The problem co-funding solves
A senior-led rebuild of a mid-market SaaS tool — job scheduling, CRM, project management, HR onboarding — costs between £35,000 and £60,000 in engineering and product time. That number stops most SMBs immediately. The comparison to a monthly SaaS bill looks unfavourable on a short time horizon, even when the five-year maths clearly favours the build. Co-funding reframes the calculation. Instead of one company absorbing the full build cost, a cohort of approximately five companies — each facing the same tool, the same per-seat bill, the same frustration with features they do not use — each contribute a founding share. The individual cost drops to £7,000–£12,000. At that level the crossover with the SaaS bill typically arrives before the end of year one.
Who are the founding five?
Founding cohort members share a core use case, not necessarily a vertical. The requirement is that five companies all need approximately the same features from the same category of tool — field-service management, recruitment tracking, client onboarding, internal ticketing, and so on. They do not have to be in the same industry. A facilities-management contractor and a lift-maintenance firm might both need the same job-scheduling and invoice workflow, even though one considers itself property services and the other engineering. They do not compete: a founding-five cohort is not a consortium of rivals. The shared system serves each company's private data on its own isolated instance; co-founders never see each other's data.
What founders get that late joiners don't
Founding-five members negotiate terms that later customers cannot access. The annual fee is locked for ten years — no price increases regardless of how the market moves or how many users you add. Founders also have direct input on the roadmap: the first release is built around the workflows the founding cohort actually uses, not a hypothetical average user. Most distinctively, founders receive a 5% revenue share on the licence fee of every new customer who joins the platform after go-live. That share continues until the founding member has received back 50% of their original build contribution. On a cohort of fifteen new customers paying £3,000 per year each, five founders each earn back approximately £2,250 per year — meaning a £8,000 build contribution is roughly half-repaid in under four years.
How late joiners work
After go-live, the platform is open to additional companies — late joiners — who pay an entry fee plus the standard annual licence. The entry fee compensates the founding cohort for having taken the early risk and done the design work. Late joiners get the same isolated-instance model, the same flat fee structure, and the same ongoing maintenance and hosting. They do not get the locked ten-year price (their fee is reviewed every two to three years), and they do not receive the revenue share. They also do not get to shape the roadmap retroactively: they inherit the version the founding five built. The platform continues to evolve — Rollout IT ships improvements that benefit all instances — but the core design reflects the founding cohort's priorities.

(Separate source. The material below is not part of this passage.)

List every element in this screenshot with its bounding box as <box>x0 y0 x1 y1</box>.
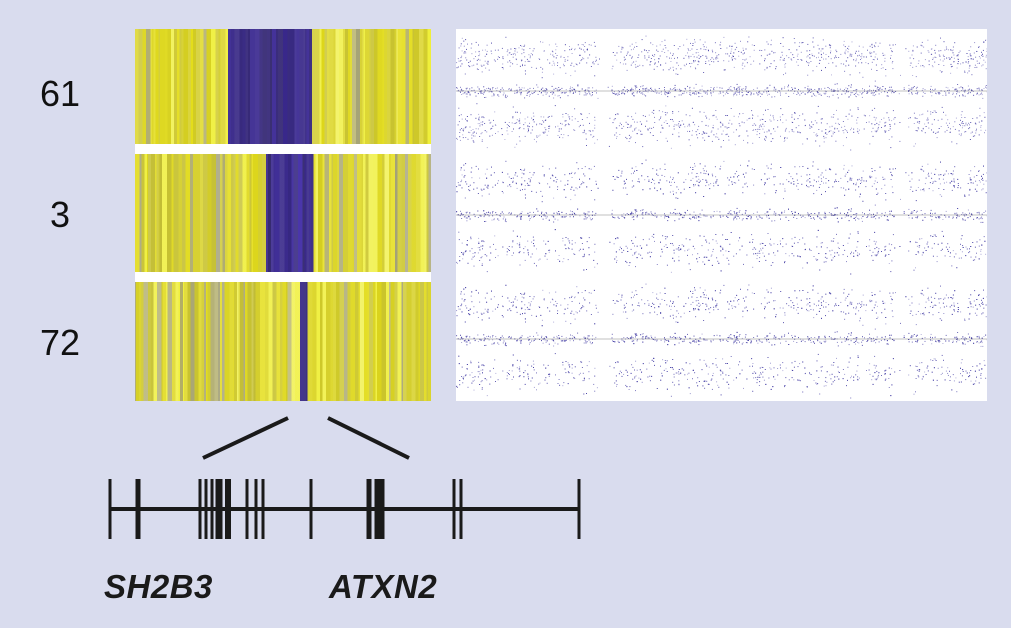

The cohort formation process
Founding-five members do not have to find each other. Rollout IT matches them from the existing lead pipeline — companies that have already expressed interest in replacing the same category of tool. The process works as follows: a company books a scoping call and describes the tool they want to replace; Rollout IT maps the features, produces a build estimate, and identifies how many other leads have expressed interest in the same tool. Once sufficient founding interest exists (typically four to six companies), Rollout IT facilitates a cohort formation call where terms are agreed. From that point, the build starts. The matching process typically takes four to eight weeks. Companies do not share commercial information with each other; Rollout IT holds the relationships separately.
The numbers
A concrete example makes the model tangible. Suppose the tool is a field-service management platform. Estimated build cost: £40,000. Founding cohort: five companies. Each founder contributes £8,000 and pays £3,000 per year thereafter. After go-live, fifteen new companies join as late joiners over three years, each paying £3,000 per year. The 5% revenue share per founder on those fifteen customers: 5% x £3,000 x 15 = £2,250 per year. After roughly three-and-a-half years, each founding member has received back £7,875 — close to their full build contribution. Meanwhile their annual SaaS bill for the equivalent tool would have compounded to well above £3,000 by the same point. The founding-five model is not charity: it is a structured early-adopter incentive that benefits everyone who moves first.